Study Guide for Gerhard J. Ens, Homeland to Hinterland

 

Ens, Gerhard J. Homeland to Hinterland: The Changing Worlds of the Red River Metís in the Nineteenth Century. Toronto: University of Toronto Press, 1996.

 

Our second text, Ens, is a work that not only treats a distinctive Canadian cultural group, the Metis, but also represents some distinctive aspects of Canadian scholarship. There are several things to note at the outset.

 

1.      This book comes from the Red River Valley of the North. It is centered in Manitoba, with events and implications spilling into Saskatchewan, Alberta, Montana, North Dakota, and Minnesota. A key reason I selected this text is that it brings Canadian history home to us in the valley.

 

2.      Homeland to Hinterland deals with a distinctive people of the Canadian plains, the Metís. The Metís were and are the mixed-blood descendants of Europeans, generally associated with the fur trade, and the Indians who traded with them. The Metís settled in the Red River Valley and evolved a distinctive ethnic and regional society there. The intent of Ens is to describe the society and economy of the Red River Metís.

 

3.      I would characterize this book as a product of what we call the New Social History. The New Social History is a social-scientific approach to the study of the past that became common among scholars from the 1960s into the 1990s. The New Social History looks at things from the grassroots, emphasizing the importance of the lives of everyday people. It also is inclined to be quantitative, that is, it draws on data and analysis to produce its insights. By now you likely have noticed that I am not this type of historian. I come from the Humanities tradition and emphasize narrative, or story, more than data. It seems to me a good idea, though, that you see this other way of doing History.

 

4.      The book also shows the greater persistence of Marxist-influenced economic interpretations of history in Canada, as compared with the U.S.

 

Chapter

Comments

Questions

Introduction

It it’s your habit to skip introductions, don’t! This is where you find out what the author is trying to do with the book.

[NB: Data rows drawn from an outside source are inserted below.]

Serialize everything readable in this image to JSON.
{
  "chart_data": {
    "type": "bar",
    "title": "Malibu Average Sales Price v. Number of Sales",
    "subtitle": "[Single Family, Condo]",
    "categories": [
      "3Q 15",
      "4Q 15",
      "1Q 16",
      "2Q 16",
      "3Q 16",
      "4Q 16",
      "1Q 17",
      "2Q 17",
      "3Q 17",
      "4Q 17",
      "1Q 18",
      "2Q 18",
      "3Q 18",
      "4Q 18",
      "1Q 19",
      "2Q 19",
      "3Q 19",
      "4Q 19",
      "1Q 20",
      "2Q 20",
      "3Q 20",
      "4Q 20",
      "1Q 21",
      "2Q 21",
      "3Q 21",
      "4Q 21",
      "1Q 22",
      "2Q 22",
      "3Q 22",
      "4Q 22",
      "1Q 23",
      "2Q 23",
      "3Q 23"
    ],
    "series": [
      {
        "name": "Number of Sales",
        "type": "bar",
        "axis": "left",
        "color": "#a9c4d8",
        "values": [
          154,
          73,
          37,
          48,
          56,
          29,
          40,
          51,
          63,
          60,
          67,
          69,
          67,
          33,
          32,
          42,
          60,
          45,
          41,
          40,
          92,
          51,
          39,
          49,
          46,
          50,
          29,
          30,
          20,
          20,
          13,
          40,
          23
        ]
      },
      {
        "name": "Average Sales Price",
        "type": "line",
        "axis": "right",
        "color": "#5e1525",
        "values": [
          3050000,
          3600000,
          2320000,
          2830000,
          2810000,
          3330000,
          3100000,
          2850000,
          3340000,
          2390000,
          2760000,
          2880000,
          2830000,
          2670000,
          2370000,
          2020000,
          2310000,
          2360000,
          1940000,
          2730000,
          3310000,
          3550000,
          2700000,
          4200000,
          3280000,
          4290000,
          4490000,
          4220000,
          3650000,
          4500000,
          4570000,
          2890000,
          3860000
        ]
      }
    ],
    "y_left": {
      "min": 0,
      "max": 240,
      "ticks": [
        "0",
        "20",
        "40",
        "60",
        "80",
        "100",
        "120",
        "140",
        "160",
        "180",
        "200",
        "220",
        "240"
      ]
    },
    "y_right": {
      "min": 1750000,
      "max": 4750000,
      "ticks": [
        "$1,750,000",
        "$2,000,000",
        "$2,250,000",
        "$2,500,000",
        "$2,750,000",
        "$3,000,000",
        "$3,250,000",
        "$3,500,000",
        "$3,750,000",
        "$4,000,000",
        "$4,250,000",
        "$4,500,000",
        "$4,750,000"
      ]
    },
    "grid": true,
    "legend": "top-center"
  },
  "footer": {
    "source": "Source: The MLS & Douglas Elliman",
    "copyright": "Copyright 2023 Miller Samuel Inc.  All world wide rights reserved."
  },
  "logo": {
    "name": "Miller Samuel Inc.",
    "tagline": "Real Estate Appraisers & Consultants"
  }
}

Find the thesis statement. What does the author set out to prove?

 

What does Ens think of previous work on the Metís by Frits Pannekoek?

 

Note the emphasis here on economic developments as key to explaining society. Where do such ideas come from? What are the main concepts to be applied?

 

The new social historians commonly resort to case studies, to investigations of particular localities, in order to get at big questions on a small scale. What localities serve as case studies for Ens?

1. The Metís and the Formation of the Red River Colony

This first, background chapter is indicative of what type of history the author practices.

Explain the origins of the Metis society on the Red River.  What are the economic elements forming this society?  What are the cultural elements characterizing it?  Right off the bat, what sort of historical explanation does Ens favor?

2. The Red River Peasantry: Metís Economy and Society in the 1830s

Here the author follows up on his predilection for economic explanations with a description of how the Metis lived.

What were the economic elements by which the Metis made their living?

 

Based on these elements, what sort of society evolved?  What were its salient features?

 

What were sources of unrest in the society?

3. The Red River Peasantry: The Demographic Regime

By “demographic regime,” the author means a description of the Metis population, the “demographic counterparts” of political and economic structures.

What practices of marriage and family life characterized Metis society?  What was the relationship of these things to the economic order?

 

Have you ever read a history where “mortality” was established as a topic for focus?  What point is made with Ens’s discussion of it here?

4. The Metís and the Transition to Market Capitalism, 1840-1870

Ens considers capitalism to be the agent of social change.

What were the capitalist elements influencing change among the Metis during this period?

 

How did the Metis respond to these capitalist elements?  What enterprises and trends took shape?  How did they operate?

5. Metís Demography and Proto-Industrialism in Red River, 1840-1870

Here Ens considers how the “transition to market capitalism” influenced the basics of human life.

What was the capitalist effect of marriage and family?  And how does m mortality figure into demography at this time?

 

What were the causes of migration out of the Red River Valley at this time?  Where did the people go?  How would they make a living there?

6. Family, Ethnicity, Class, and the Riel Resistance of 1869-1870

Here the narrative comes to a climax with the rebellion of 1869-70.

How would Fritz Pennekoek explain the Metis rebellion?  How does this differ from the explanation crafted by Ens?

 

More specifically, what parts do social class and economic interest play in shaping the rebellion and determining its fate?

7. Homeland to Hinterland: The Dispersal of the Red River Metís after 1870

The founding of Manitoba determined “the future of the Metis,” Ens says, as the Metis were moved to leave the valley and disperse across the Prairies.

How did the Metis fit into the new political order of Manitoba?

 

What economic changes prompted the dispersal of the Metis across the Prairies?

 

How did land, its possession and dispossession, figure in this process?

8. Conclusion

The conclusion is where the author discusses significance and points out new findings.  How does the work of Ens shape or change our interpretation of the Metis experience?